A pilot study was undertaken on nine producing wells that included two smart wells with dual-zone ICV completions. Model-based workflows included rate estimation, zonal rate allocation, well test validation and model calibration. Data-driven workflows included automatic well test reporting and production target tracking, including a rate-vs.-allowable-rate KPI. The platform was connected to the operator’s existing data sources. Existing well models were loaded into the platform and repurposed for run-time use.

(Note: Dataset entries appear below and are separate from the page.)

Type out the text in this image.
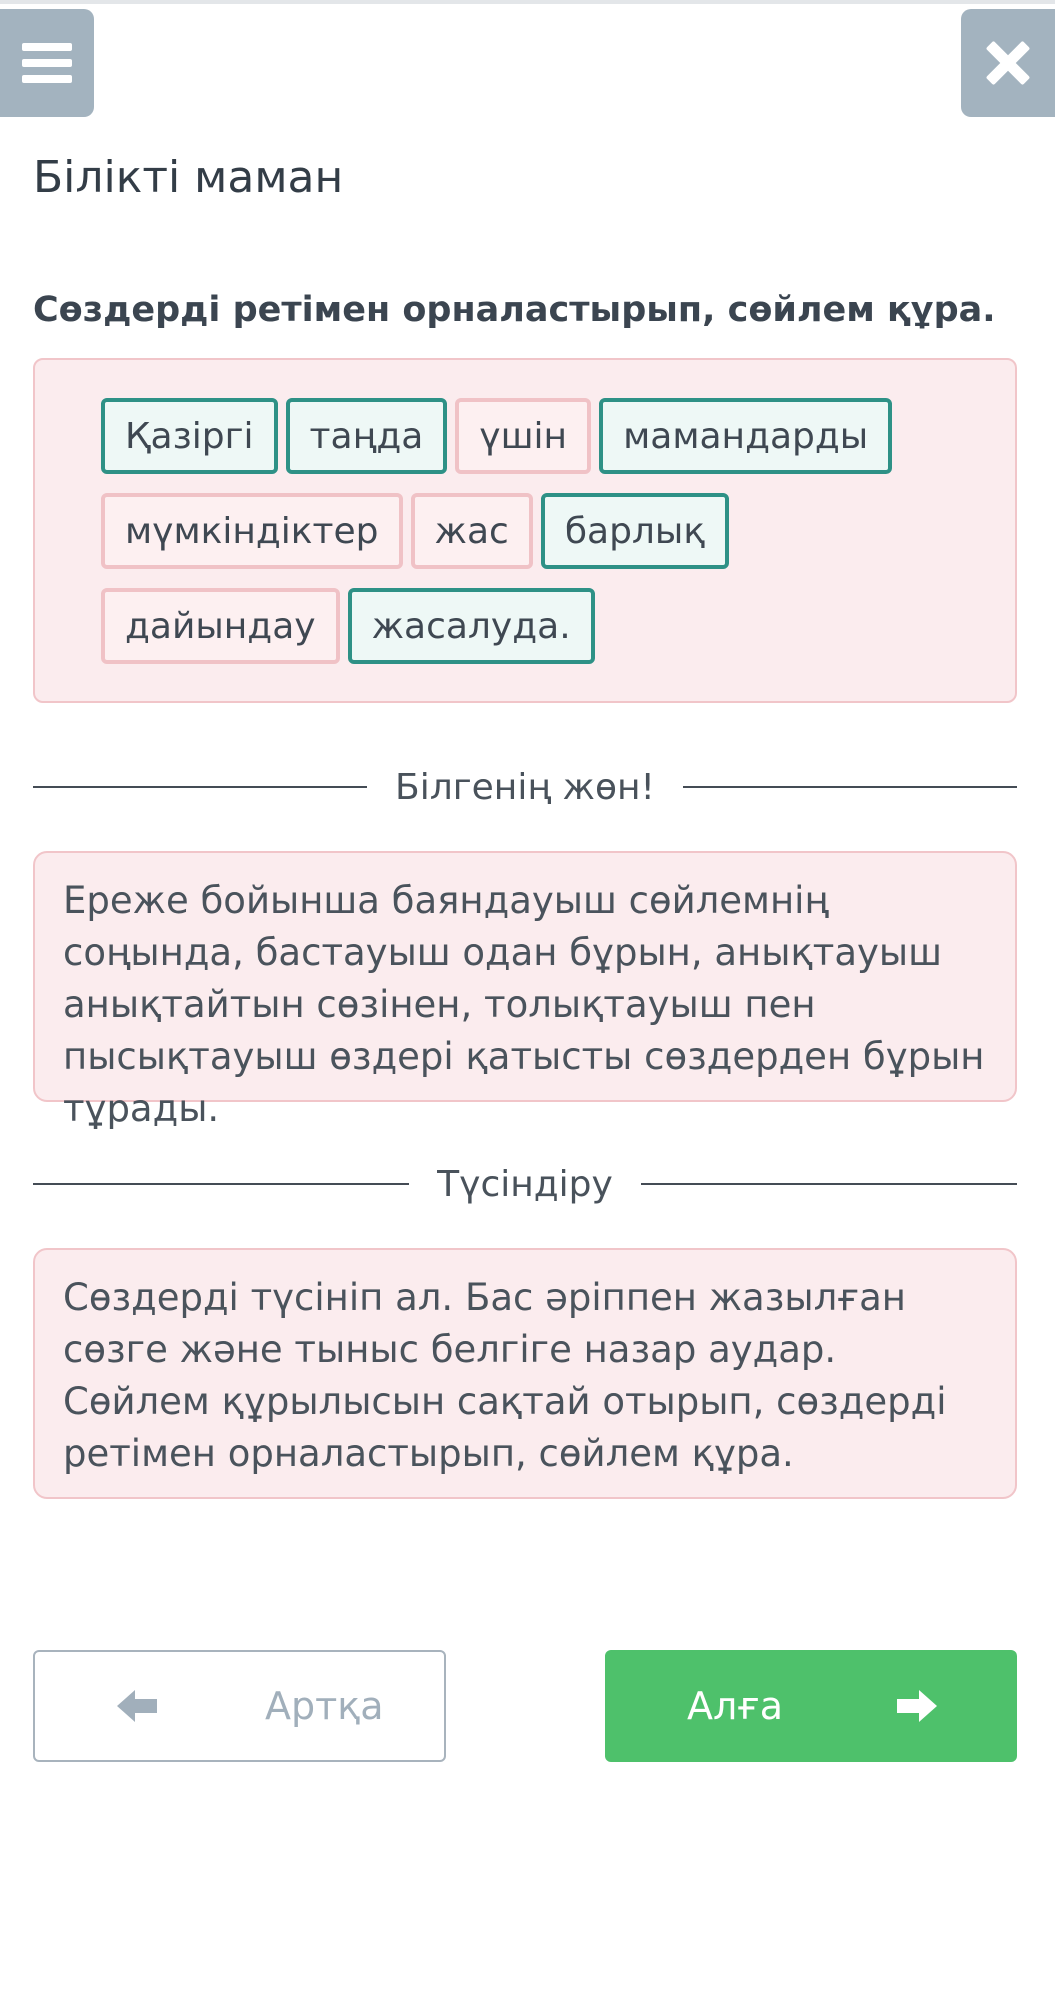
Білікті маман
Сөздерді ретімен орналастырып, сөйлем құра.
Қазіргі	таңда	үшін	мамандарды
мүмкіндіктер	жас	барлық
дайындау	жасалуда.
Білгенің жөн!

Ереже бойынша баяндауыш сөйлемнің соңында, бастауыш одан бұрын, анықтауыш анықтайтын сөзінен, толықтауыш пен пысықтауыш өздері қатысты сөздерден бұрын тұрады.

Түсіндіру

Сөздерді түсініп ал. Бас әріппен жазылған сөзге және тыныс белгіге назар аудар. Сөйлем құрылысын сақтай отырып, сөздерді ретімен орналастырып, сөйлем құра.

Артқа	Алға
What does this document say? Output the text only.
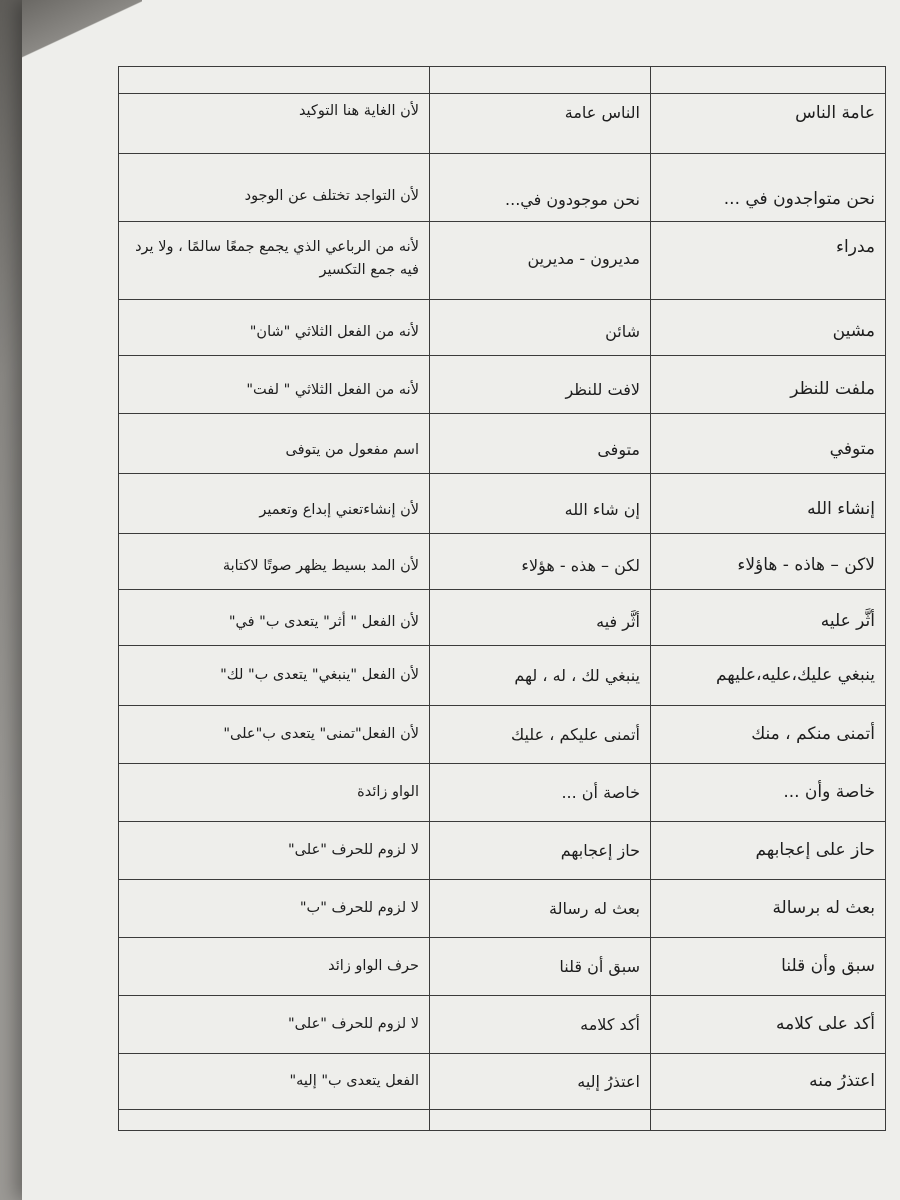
عامة الناس	الناس عامة	لأن الغاية هنا التوكيد
نحن متواجدون في ...	نحن موجودون في...	لأن التواجد تختلف عن الوجود
مدراء	مديرون - مديرين	لأنه من الرباعي الذي يجمع جمعًا سالمًا ، ولا يرد فيه جمع التكسير
مشين	شائن	لأنه من الفعل الثلاثي "شان"
ملفت للنظر	لافت للنظر	لأنه من الفعل الثلاثي " لفت"
متوفي	متوفى	اسم مفعول من يتوفى
إنشاء الله	إن شاء الله	لأن إنشاءتعني إبداع وتعمير
لاكن – هاذه - هاؤلاء	لكن – هذه - هؤلاء	لأن المد بسيط يظهر صوتًا لاكتابة
أثَّر عليه	أثَّر فيه	لأن الفعل " أثر" يتعدى ب" في"
ينبغي عليك،عليه،عليهم	ينبغي لك ، له ، لهم	لأن الفعل "ينبغي" يتعدى ب" لك"
أتمنى منكم ، منك	أتمنى عليكم ، عليك	لأن الفعل"تمنى" يتعدى ب"على"
خاصة وأن ...	خاصة أن ...	الواو زائدة
حاز على إعجابهم	حاز إعجابهم	لا لزوم للحرف "على"
بعث له برسالة	بعث له رسالة	لا لزوم للحرف "ب"
سبق وأن قلنا	سبق أن قلنا	حرف الواو زائد
أكد على كلامه	أكد كلامه	لا لزوم للحرف "على"
اعتذرُ منه	اعتذرُ إليه	الفعل يتعدى ب" إليه"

Applying four different virtual metering techniques enabled real-time model-based rate estimations. Zonal allocations for smart wells also were performed. Well test records were generated from an offshore tower-based multiphase flowmeter test unit. Here, data-driven logic was used to automatically detect whether wells were on test and the test was valid and to auto-record the results. The test data were automatically compared with the well model, and the asset team was alerted to deviations. The integrated nodal technology was used to recalibrate well models to match the well tests. Oil, gas and water estimates were then used to calculate the KPI to measure production targets vs. the allowable rates. The predictive analytics software put models online, where they could automatically and continually self-update with more insightful KPIs from real-time data. Issues such as ICV set point optimization, reservoir pressure tracking and zonal production issues could be automatically identified. Crucially, the platform provides real-time virtually metered oil, gas and water rates for each producing zone and for the commingled production stream of each well.

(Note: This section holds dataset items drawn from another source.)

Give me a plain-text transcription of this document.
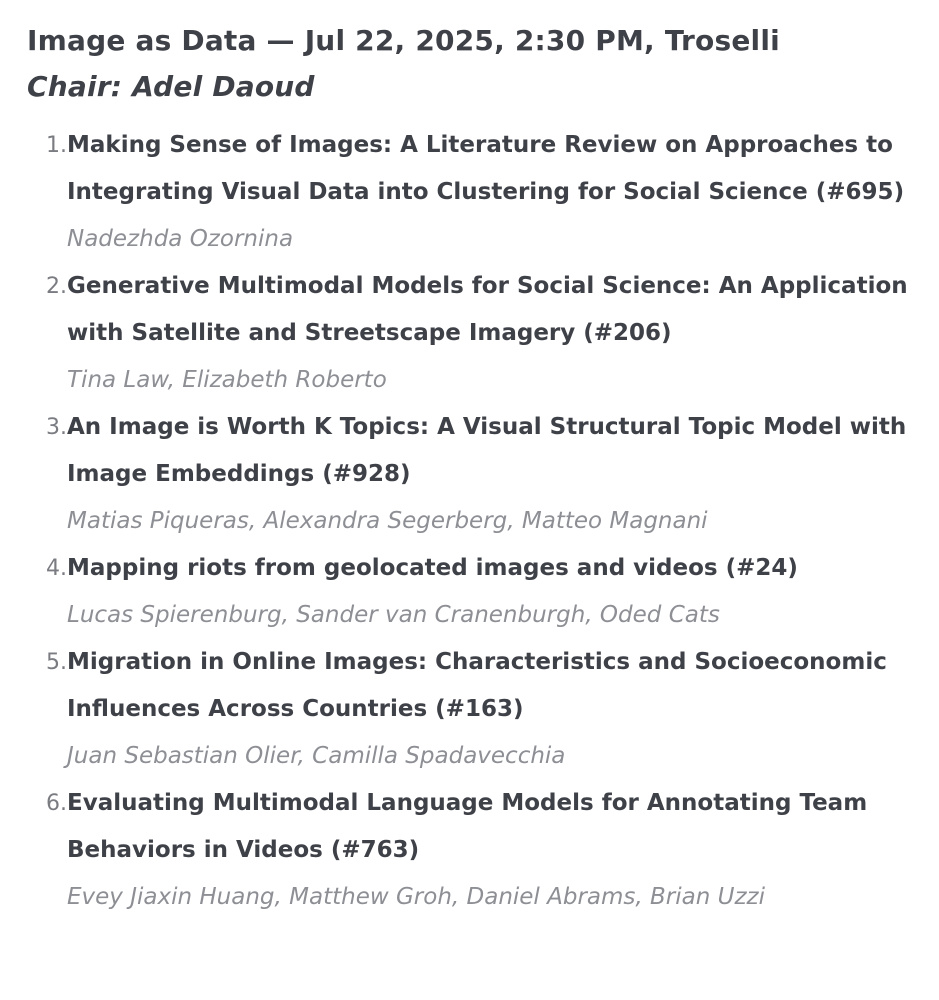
Image as Data — Jul 22, 2025, 2:30 PM, Troselli

Chair: Adel Daoud

1. Making Sense of Images: A Literature Review on Approaches to Integrating Visual Data into Clustering for Social Science (#695)
Nadezhda Ozornina
2. Generative Multimodal Models for Social Science: An Application with Satellite and Streetscape Imagery (#206)
Tina Law, Elizabeth Roberto
3. An Image is Worth K Topics: A Visual Structural Topic Model with Image Embeddings (#928)
Matias Piqueras, Alexandra Segerberg, Matteo Magnani
4. Mapping riots from geolocated images and videos (#24)
Lucas Spierenburg, Sander van Cranenburgh, Oded Cats
5. Migration in Online Images: Characteristics and Socioeconomic Influences Across Countries (#163)
Juan Sebastian Olier, Camilla Spadavecchia
6. Evaluating Multimodal Language Models for Annotating Team Behaviors in Videos (#763)
Evey Jiaxin Huang, Matthew Groh, Daniel Abrams, Brian Uzzi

To test the solution performance at scale, the operator cloned the nine wells along with their data and model configurations to create 1,000 wells. The tool was run in a controlled environment using live data. About 17,900 datapoints were streamed into the platform during the test period. One thousand well models were used, and five different KPIs were performed by the workflow engine. The platform was hosted on a single virtual server. The tool completed an entire run of each automated workflow within 28 minutes. From these data it is reasonable to estimate that the platform could provide model-based and data-driven KPIs for each well on a 30-minute basis. Since this pilot the platform has been stress-tested offline using modern cloud computing power, where performance times have been reduced even further.